Donald Trump continues to stand by his claims that he saw thousands of Muslims cheering in New Jersey after the terrorist attacks in New York on Sept. 11, 2001.
"I saw it," the GOP presidential candidate told NBC's "Meet the Press" on Nov. 29. "So many people saw it ... So, why would I take it back? I'm not going to take it back."
Despite a lack of evidence, Trump said that he witnessed Muslims celebrating "all around the world" after the two planes crashed into the Twin Towers on that fateful day.
"That has been reported very strongly," the real estate mogul explained. "Why wouldn't it have taken place? I've had hundreds of people call in and tweet in on Twitter, saying they saw it and I was 100% right."
When asked where he witnessed this, Trump answered:
"I saw it on television. I saw clips. And so did many other people. And many people saw it in person. I've had hundreds of phone calls to the Trump Organization saying, 'We saw it. It was dancing in the streets.'"

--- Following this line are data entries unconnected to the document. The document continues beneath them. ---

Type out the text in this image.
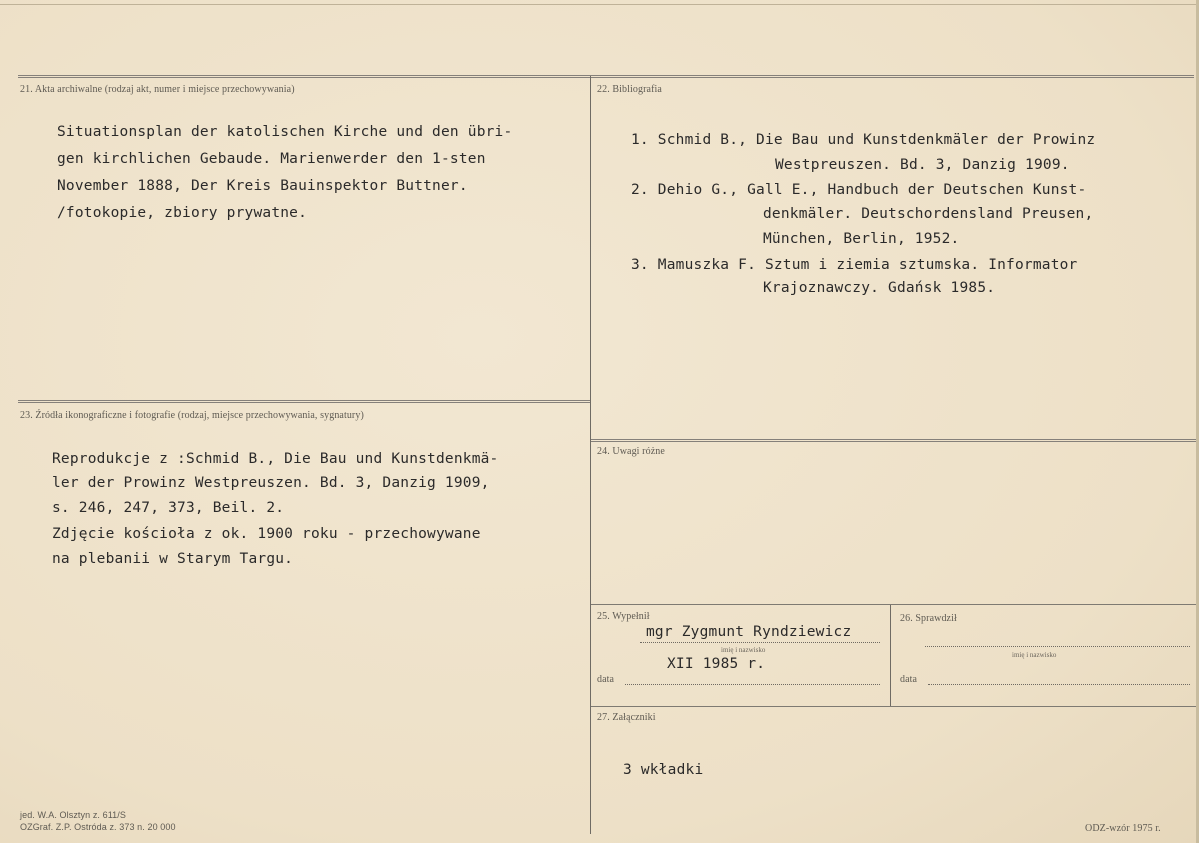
21. Akta archiwalne (rodzaj akt, numer i miejsce przechowywania)
Situationsplan der katolischen Kirche und den übri-
gen kirchlichen Gebaude. Marienwerder den 1-sten
November 1888, Der Kreis Bauinspektor Buttner.
/fotokopie, zbiory prywatne.
22. Bibliografia
1. Schmid B., Die Bau und Kunstdenkmäler der Prowinz
Westpreuszen. Bd. 3, Danzig 1909.
2. Dehio G., Gall E., Handbuch der Deutschen Kunst-
denkmäler. Deutschordensland Preusen,
München, Berlin, 1952.
3. Mamuszka F. Sztum i ziemia sztumska. Informator
Krajoznawczy. Gdańsk 1985.
23. Źródła ikonograficzne i fotografie (rodzaj, miejsce przechowywania, sygnatury)
Reprodukcje z :Schmid B., Die Bau und Kunstdenkmä-
ler der Prowinz Westpreuszen. Bd. 3, Danzig 1909,
s. 246, 247, 373, Beil. 2.
Zdjęcie kościoła z ok. 1900 roku - przechowywane
na plebanii w Starym Targu.
24. Uwagi różne
25. Wypełnił
mgr Zygmunt Ryndziewicz
imię i nazwisko
XII 1985 r.
data
26. Sprawdził
imię i nazwisko
data
27. Załączniki
3 wkładki
jed. W.A. Olsztyn z. 611/S
OZGraf. Z.P. Ostróda z. 373 n. 20 000	ODZ-wzór 1975 r.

The billionaire businessman cited a Washington Post article that mentioned reported rumors of "tailgate-style parties" following the attacks. The original segment that Trump referenced explained that, after the attacks, investigators questioned some individuals who were "allegedly seen celebrating the attacks" with rooftop parties.
"We're looking for other articles," Trump told NBC. "And we're looking for other clips. And I wouldn't be surprised if we found them…but for some reason, they're not that easy to come by."
The Republican front runner also addressed the Syrian refugee crisis and asserted that President Obama plans to welcome up to 250,000 refugees instead of the publicly announced 10,000.
"I think what he really has in mind is 200,000 people and maybe even more than that coming into our country," Trump said. "And we can't have it. We don't know who these people are. They're undocumented totally."
After the United Nations screens them, Syrian refugees must then pass a series of investigations conducted by the Department of Homeland Security. So far, the U.N. has referred more than 23,000 refugees, although DHS has interviewed approximately 7,000 and accepted roughly 2,000.